Now, we can find the slope of the tangent:

slope = limit as h approaches 0 of (f(x+h) - f(x)) / h

= limit as h approaches 0 of ((-4.9x^2 - 9.8xh - 4.9h^2 + 24.5x + 24.5h) - (-4.9x^2 + 24.5x)) / h

= limit as h approaches 0 of (-9.8xh - 4.9h^2 + 24.5h) / h

= limit as h approaches 0 of (-9.8x - 4.9h + 24.5)

Now, substitute h = 0:

slope = -9.8x + 24.5

Therefore, the slope of the tangent at that point, using the limit as h approaches 0, is -9.8x + 24.5.

a) To find the time when the projectile appears to have maximum distance above the ground, we need to find the vertex of the quadratic equation.

The formula for a quadratic equation in the form of s = at^2 + bt + c can be written as t = -b/2a.

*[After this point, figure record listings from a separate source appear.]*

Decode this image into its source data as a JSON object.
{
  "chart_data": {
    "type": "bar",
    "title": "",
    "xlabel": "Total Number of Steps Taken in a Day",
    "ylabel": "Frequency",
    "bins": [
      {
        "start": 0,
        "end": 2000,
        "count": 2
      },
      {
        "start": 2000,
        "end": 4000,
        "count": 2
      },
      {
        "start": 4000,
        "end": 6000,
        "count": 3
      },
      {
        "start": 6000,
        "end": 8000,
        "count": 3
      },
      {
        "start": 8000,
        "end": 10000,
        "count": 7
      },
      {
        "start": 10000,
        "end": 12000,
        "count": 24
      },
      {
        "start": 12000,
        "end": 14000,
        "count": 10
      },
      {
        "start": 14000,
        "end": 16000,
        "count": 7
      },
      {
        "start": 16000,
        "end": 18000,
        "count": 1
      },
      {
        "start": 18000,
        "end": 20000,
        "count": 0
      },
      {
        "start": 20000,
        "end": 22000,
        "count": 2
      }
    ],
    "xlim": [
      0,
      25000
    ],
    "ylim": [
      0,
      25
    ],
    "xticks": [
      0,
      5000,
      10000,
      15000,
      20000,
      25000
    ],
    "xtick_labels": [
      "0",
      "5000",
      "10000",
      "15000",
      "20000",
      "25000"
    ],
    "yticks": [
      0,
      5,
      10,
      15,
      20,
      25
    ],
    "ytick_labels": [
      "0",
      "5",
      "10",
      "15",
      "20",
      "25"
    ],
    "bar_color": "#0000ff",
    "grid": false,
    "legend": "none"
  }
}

In our equation, s = -4.9t^2 + 24.5t.

Here, a = -4.9 and b = 24.5.

Plugging these values into the formula, we get:
t = -24.5 / (2 * -4.9)
t = 24.5 / 9.8
t ≈ 2.5 seconds

Therefore, the projectile would appear to have the maximum distance above the ground at approximately 2.5 seconds.

b) To find the slope of the tangent at the maximum point, we need to find the derivative of the equation and calculate its value at that point.

The derivative of the equation s = -4.9t^2 + 24.5t is given by ds/dt = -9.8t + 24.5.

Now we substitute the value of t = 2.5 into the derivative:
ds/dt = -9.8 * 2.5 + 24.5
ds/dt = -24.5 + 24.5
ds/dt = 0

The slope of the tangent at the maximum point is 0.